What is the Purpose of Human Life? | Human Body and Spirituality

Human Body-A Rare Opportunity

No living entity can exist without doing work. The objective of work is the very basis of our life. Without work, of some sort, life becomes a burden. There can be two objectives of performing work. The objectives are

(1) To get freedom from problems or sorrows.

(2) To attain happiness.

However the reality of everyday life is that we continue to be unhappy although we perform work to attain happiness in an attempt to free ourselves from sorrow. Even when we are smiling, the sorrows of our hearts continue to trouble us all the time. Yet, we do not stop performing work. The activities of the world go on unabatedly, although the sorrow continues, in the hope that someday, unhappiness shall come to an end. Unfortunately that day shall never come since we are looking for happiness at the wrong place and are applying the wrong means. The fact of the matter is that no living entity can exist without performing work even for a moment. Even if one is sleeping, work goes on in the form of dreams. The breathing happens involuntarily. This means that activities shall be done by the body or the mind; either voluntarily or involuntarily. The summary of Vedic understanding is that man is only striving for the attainment of Ananda, spiritual happiness. That means that if spiritual happiness is attained, one will be relieved of sorrows automatically. When there is knowledge, automatically one shall be relieved of ignorance.
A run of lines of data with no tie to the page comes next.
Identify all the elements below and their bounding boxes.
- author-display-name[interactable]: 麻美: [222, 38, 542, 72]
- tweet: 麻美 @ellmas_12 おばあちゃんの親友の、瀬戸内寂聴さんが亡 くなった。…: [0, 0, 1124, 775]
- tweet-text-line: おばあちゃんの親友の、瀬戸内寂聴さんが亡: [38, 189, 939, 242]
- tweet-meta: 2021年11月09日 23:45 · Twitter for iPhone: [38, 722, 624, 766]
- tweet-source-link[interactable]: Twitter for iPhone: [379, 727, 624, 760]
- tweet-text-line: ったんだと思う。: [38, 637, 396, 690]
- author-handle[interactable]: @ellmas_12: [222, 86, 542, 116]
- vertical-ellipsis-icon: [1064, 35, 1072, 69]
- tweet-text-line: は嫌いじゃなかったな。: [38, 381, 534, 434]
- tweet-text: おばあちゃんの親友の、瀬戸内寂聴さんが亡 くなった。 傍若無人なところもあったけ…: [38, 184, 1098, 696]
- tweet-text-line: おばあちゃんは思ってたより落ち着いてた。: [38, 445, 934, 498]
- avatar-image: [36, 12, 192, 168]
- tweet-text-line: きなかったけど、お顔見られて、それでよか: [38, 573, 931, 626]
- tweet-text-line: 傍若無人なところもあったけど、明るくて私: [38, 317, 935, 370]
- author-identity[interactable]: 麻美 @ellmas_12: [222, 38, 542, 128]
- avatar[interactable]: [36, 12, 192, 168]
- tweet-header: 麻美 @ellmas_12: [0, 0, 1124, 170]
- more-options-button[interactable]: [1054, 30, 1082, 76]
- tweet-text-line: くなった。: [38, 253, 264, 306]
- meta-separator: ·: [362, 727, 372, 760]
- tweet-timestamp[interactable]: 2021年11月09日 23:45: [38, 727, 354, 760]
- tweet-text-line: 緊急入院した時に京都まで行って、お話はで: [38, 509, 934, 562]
One experiences “false” happiness or a shadow of the true spiritual happiness when one is in deep sleep, in the dreamless state, the Sushupti (सुषुप्ति) state. This state is only realized after one wakes up, but is not cognizable in the sleeping dreamless state. It is the memory of the state that is realized on waking. However in this state happiness is not attained, although all worries had been forgotten. This was because the mind was in abeyance in the dreamless sleep state. This is the same experience when one is unconscious. The end of sorrows does not automatically imply that one shall receive happiness, however the converse is true. The happiness of the world can never be considered as true happiness; it is happiness born out of matter, a semblance of happiness born out of our ignorance. That is the reason why, on attaining worldly happiness, sorrow continues to stay. Hence the most important task for man, is to get rid of ignorance which is the primary motivation for man to look for happiness in the material world. It should therefore be understood that the root of all suffering is ignorance alone.

The Vedas warn man that unless ignorance is removed, having attained the rare human body, no other body in creation is capable of attaining knowledge, following the removal of ignorance. So this rare opportunity of removing the beginningless ignorance should not be wasted. If this opportunity is wasted, the living entity shall continue to re-incarnate in 8.4 million species with no respite from sorrow. Even the celestial beings or Devatas hanker for the human body because only human body has the capacity to perform activities and work for attainment of happiness. All other bodies are meant only to suffer or enjoy the fruits of their work which they would have performed in an earlier human birth. The celestials’ bodies are meant for enjoyment, yet they cannot attain spiritual happiness. The lower beings like ghosts, goblins, insects, worms, birds etc undergo sorrow and suffering, with no scope for either enjoyment or happiness. The human beings undergo both enjoyment and sorrows but they are given an additional capability of performing motivated work by which they can strive for spiritual happiness or redemption. Once the opportunity of the human birth is lost, many millions of Kalpas (कल्प) pass on, but one is not guaranteed of the next time, when one shall receive the human body. One Kalpa is a period of 4.32 billion years, which also represents 12 hours that constitute the day of Lord Brahma.  Scriptures such as the Ramcharita Manas and the Srimad Bhagavatham exhort this truth that “A person is a slayer of his own soul, who, having attained the rarest of the rare human body, does not strive through spiritual practice and guidance to end ignorance.”